TEMPO.CO, Jakarta - Analis LBP Enterprise, Lucky Bayu Purnomo, berpendapat naiknya cadangan devisa Indonesia sebesar 2,34 persen atau mencapai US$ 104,5 miliar pada Februari 2016 tidak signifikan.
“Masih jadi importir. Ibaratnya, mengaku punya banyak uang di dompet, tapi hasilnya dari barang impor,” ujar Lucky, Rabu, 9 Maret 2016. Dia menuturkan, uang dalam bentuk devisa tersebut merupakan selisih dari penjualan luar negeri.
Menurut Lucky, naiknya cadangan devisa akibat impor tidak akan mengubah apa-apa. “Kecuali dari hasil ekspor,” katanya. Dia menyarankan seharusnya produk-produk dari Indonesia dijual ke luar negeri lalu uangnya dijadikan devisa. “Pemerintah harus tekan impor dan mendorong ekspor.”
Selain tidak signifikan, kenaikan cadangan devisa ini dianggap tidak berdampak pada pertumbuhan sektor. Menurut Lucky, yang memberikan dampak pada pertumbuhan sektor bukanlah cadangan devisa, melainkan rupiah dan suku bunga.
Bank Indonesia menyatakan jumlah cadangan devisa hingga akhir Februari 2016 mencapai US$104,5 miliar atau naik 2,34 persen dibanding posisi Januari 2016 yang sebesar US$102,1 miliar.
Peningkatan tersebut dipengaruhi penerimaan devisa migas, penarikan pinjaman pemerintah, dan hasil lelang Surat Berharga Bank Indonesia (SBBI) berdenominasi valas.

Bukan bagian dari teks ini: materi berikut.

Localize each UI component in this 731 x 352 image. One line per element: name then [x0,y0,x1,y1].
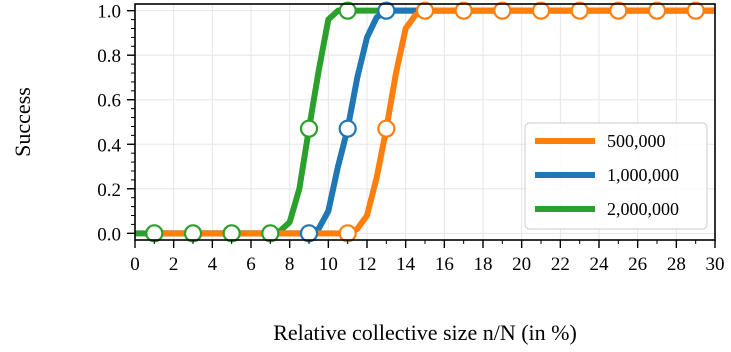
x-tick-label-11: 22 [551,254,570,275]
series-0-marker-1 [377,119,396,138]
x-tick-label-8: 16 [435,254,454,275]
legend-label-2: 2,000,000 [607,199,679,219]
series-2-marker-4 [299,119,319,138]
x-tick-label-2: 4 [208,254,218,275]
y-tick-label-2: 0.4 [97,135,121,156]
y-tick-label-1: 0.2 [97,180,121,201]
series-markers [145,1,705,243]
x-tick-label-15: 30 [706,254,725,275]
x-tick-label-13: 26 [628,254,647,275]
y-tick-label-4: 0.8 [97,46,121,67]
legend-label-0: 500,000 [607,131,666,151]
x-axis-ticks: 0 2 4 6 8 10 12 14 16 18 20 22 24 26 28 30 [130,240,725,275]
x-tick-label-7: 14 [396,254,416,275]
y-tick-label-3: 0.6 [97,91,121,112]
x-tick-label-3: 6 [246,254,256,275]
series-2-marker-0 [145,224,164,243]
y-axis-label: Success [10,87,35,157]
series-1-marker-0 [299,224,319,243]
x-tick-label-6: 12 [358,254,377,275]
legend: 500,000 1,000,000 2,000,000 [524,122,708,230]
y-tick-label-5: 1.0 [97,2,121,23]
series-1-marker-2 [377,1,396,20]
x-tick-label-12: 24 [590,254,610,275]
x-tick-label-10: 20 [512,254,531,275]
series-0-marker-4 [493,1,512,20]
series-2-marker-5 [338,1,357,20]
series-2-marker-3 [261,224,280,243]
legend-box [524,122,708,230]
series-2-marker-2 [222,224,241,243]
series-1-marker-1 [338,119,357,138]
series-0-marker-6 [570,1,589,20]
x-tick-label-1: 2 [169,254,179,275]
series-0-marker-3 [454,1,473,20]
series-0-marker-7 [609,1,628,20]
x-axis-label: Relative collective size n/N (in %) [273,320,577,345]
series-0-marker-9 [686,1,705,20]
series-0-marker-0 [338,224,357,243]
x-tick-label-5: 10 [319,254,338,275]
series-0-marker-2 [415,1,435,20]
x-tick-label-9: 18 [474,254,493,275]
series-0-marker-8 [647,1,667,20]
series-2-marker-1 [183,224,203,243]
series-line-0 [154,7,715,237]
series-0-marker-5 [531,1,551,20]
y-tick-label-0: 0.0 [97,224,121,245]
legend-label-1: 1,000,000 [607,165,679,185]
x-tick-label-0: 0 [130,254,140,275]
y-axis-ticks: 0.0 0.2 0.4 0.6 0.8 1.0 [97,2,135,245]
x-tick-label-14: 28 [667,254,686,275]
x-tick-label-4: 8 [285,254,295,275]
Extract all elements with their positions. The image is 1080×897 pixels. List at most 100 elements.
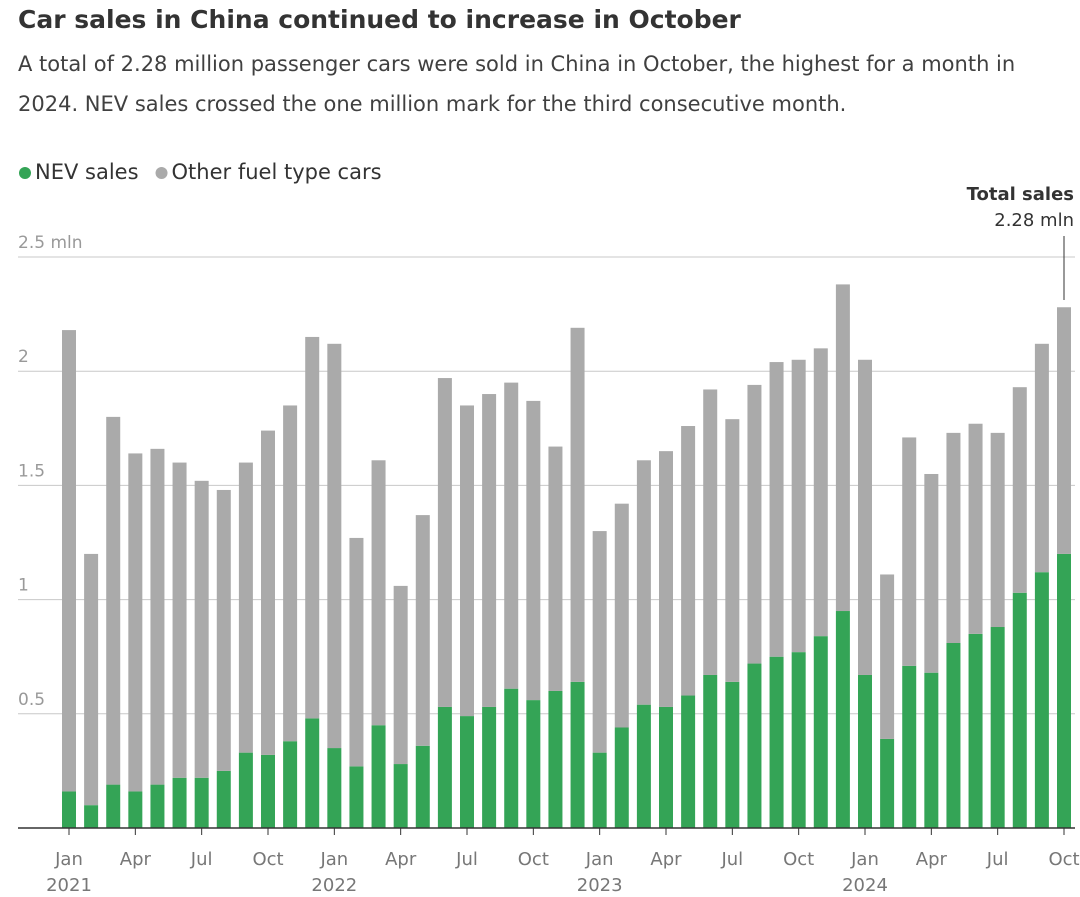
bar-segment [84, 805, 99, 828]
bar-segment [703, 674, 718, 828]
bar-segment [504, 382, 519, 689]
y-tick-label: 1 [18, 576, 29, 596]
bar-segment [1034, 572, 1049, 828]
bar-segment [150, 448, 165, 785]
bar-segment [968, 423, 983, 634]
bar-segment [327, 343, 342, 749]
bar-segment [1034, 343, 1049, 573]
bar-segment [703, 389, 718, 675]
bar-segment [106, 784, 121, 828]
bar-segment [880, 738, 895, 828]
x-tick-label: Apr [650, 849, 682, 870]
bar-segment [437, 378, 452, 707]
bar-segment [835, 284, 850, 612]
bar-segment [725, 419, 740, 682]
bar-segment [636, 460, 651, 705]
bar-segment [393, 764, 408, 828]
bar-segment [968, 633, 983, 828]
x-tick-label: Oct [1048, 849, 1079, 870]
bar-segment [172, 777, 187, 828]
bar-segment [415, 745, 430, 828]
bar-segment [614, 727, 629, 828]
bar-segment [172, 462, 187, 778]
bar-segment [194, 480, 209, 778]
bar-segment [393, 585, 408, 765]
bar-segment [858, 674, 872, 828]
annotation-title: Total sales [967, 184, 1074, 205]
bar-segment [216, 770, 231, 828]
chart-subtitle: A total of 2.28 million passenger cars w… [18, 52, 1016, 116]
x-tick-label: Jul [986, 849, 1009, 870]
bar-segment [990, 627, 1005, 828]
bar-segment [924, 473, 939, 673]
legend-swatch [155, 167, 168, 179]
bar-segment [570, 327, 585, 682]
bar-segment [238, 462, 253, 753]
bar-segment [769, 362, 784, 657]
bar-segment [1012, 592, 1027, 828]
x-year-label: 2024 [842, 875, 888, 896]
y-tick-label: 0.5 [18, 690, 45, 710]
bar-segment [747, 384, 762, 664]
bar-segment [924, 672, 939, 828]
bar-segment [283, 405, 298, 742]
bar-segment [305, 718, 320, 828]
bar-segment [769, 656, 784, 828]
bar-segment [747, 663, 762, 828]
chart-title: Car sales in China continued to increase… [18, 5, 741, 34]
bar-segment [106, 416, 121, 785]
bar-segment [659, 706, 673, 828]
x-tick-label: Jul [190, 849, 213, 870]
bar-segment [305, 336, 320, 719]
bar-segment [261, 430, 275, 755]
bar-segment [194, 777, 209, 828]
bar-segment [526, 400, 541, 701]
bar-segment [813, 636, 828, 828]
header: Car sales in China continued to increase… [18, 2, 1073, 124]
bar-segment [791, 652, 806, 828]
bar-segment [261, 754, 275, 828]
bar-segment [813, 348, 828, 637]
x-year-label: 2021 [46, 875, 92, 896]
bar-segment [349, 766, 364, 828]
bar-segment [238, 752, 253, 828]
bar-segment [371, 725, 386, 828]
bar-segment [150, 784, 165, 828]
bar-segment [327, 748, 342, 828]
bar-segment [990, 432, 1005, 628]
x-tick-label: Jan [585, 849, 614, 870]
legend-label: NEV sales [35, 160, 139, 184]
bar-segment [592, 752, 607, 828]
bar-segment [548, 446, 563, 691]
bar-segment [1012, 387, 1027, 593]
bar-segment [482, 706, 497, 828]
x-tick-label: Oct [252, 849, 283, 870]
x-tick-label: Apr [120, 849, 152, 870]
bar-segment [636, 704, 651, 828]
bar-segment [415, 515, 430, 746]
bar-segment [504, 688, 519, 828]
bar-segment [283, 741, 298, 828]
bar-segment [681, 426, 696, 696]
bar-segment [570, 681, 585, 828]
bar-segment [902, 437, 917, 666]
y-tick-label: 1.5 [18, 461, 45, 481]
annotation-text: 2.28 mln [994, 210, 1074, 231]
x-tick-label: Jan [319, 849, 348, 870]
bar-segment [216, 489, 231, 771]
x-tick-label: Jul [455, 849, 478, 870]
bar-segment [349, 537, 364, 767]
legend-label: Other fuel type cars [172, 160, 382, 184]
bar-segment [62, 791, 76, 828]
bar-segment [946, 642, 961, 828]
bar-segment [946, 432, 961, 643]
bar-segment [835, 611, 850, 828]
legend-swatch [19, 167, 31, 179]
bar-segment [526, 700, 541, 828]
bar-segment [128, 791, 143, 828]
bar-segment [725, 681, 740, 828]
bar-segment [482, 394, 497, 707]
bar-segment [858, 359, 872, 675]
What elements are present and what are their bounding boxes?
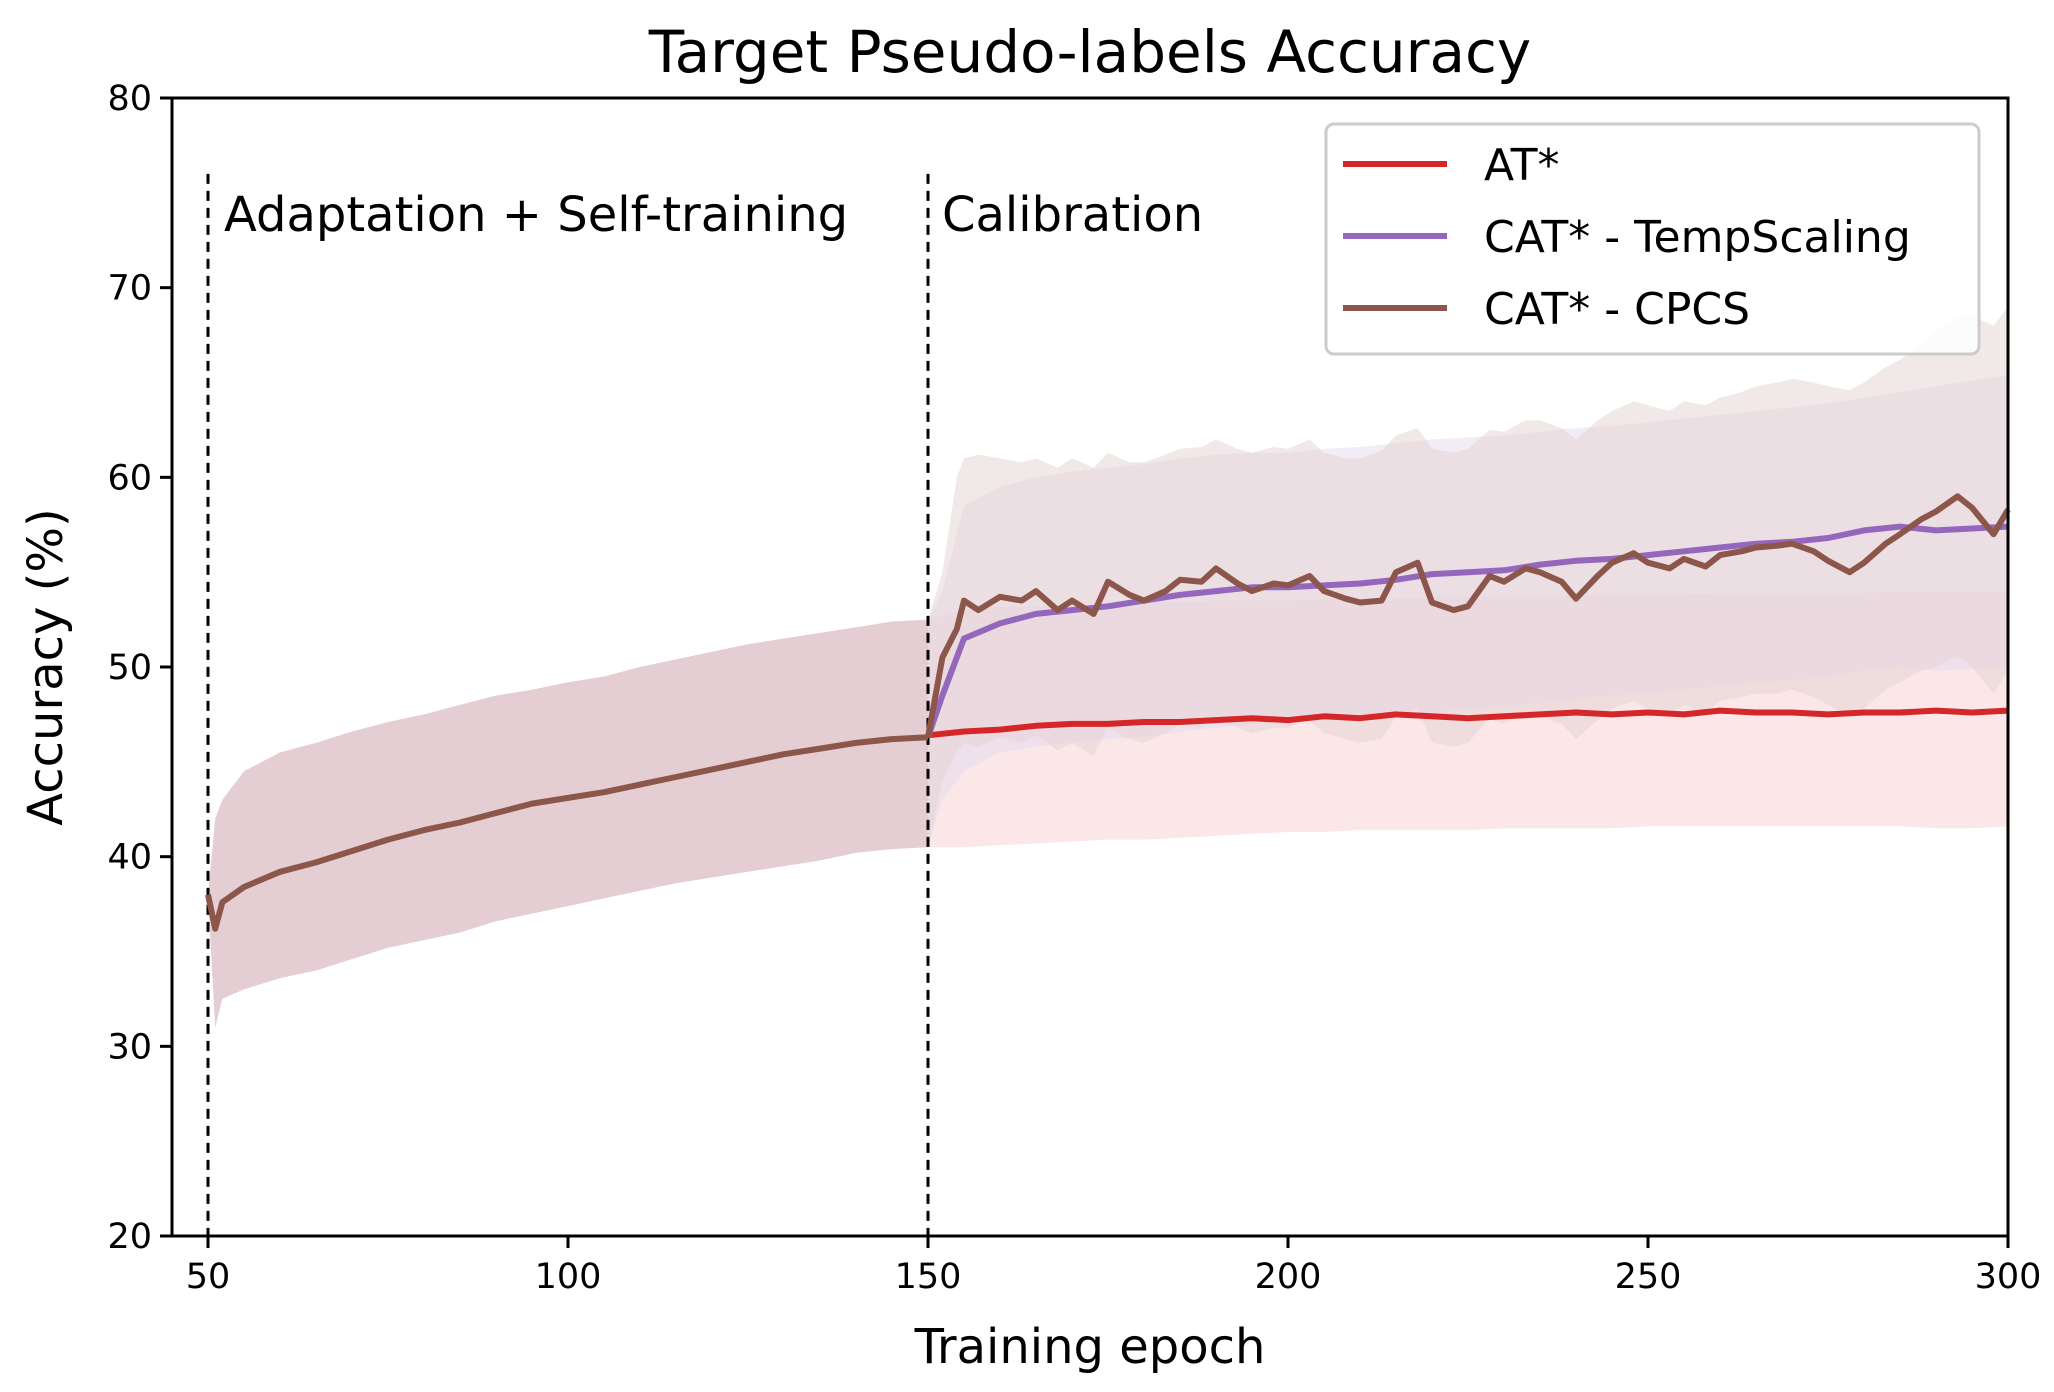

Posisi cadangan devisa per akhir Februari 2016 itu cukup untuk membiayai 7,6 bulan impor, atau 7,3 bulan impor dan pembayaran utang luar negeri pemerintah. Jumlah tersebut berada di atas standar kecukupan internasional, yakni cadangan devisa setara dengan kebutuhan tiga bulan impor.
Dengan peningkatan ini, otoritas moneter menilai posisi cadangan devisa mampu mendukung ketahanan dari gejolak sektor eksternal dan menjaga kesinambungan pertumbuhan ekonomi Indonesia dalam beberapa waktu ke depan.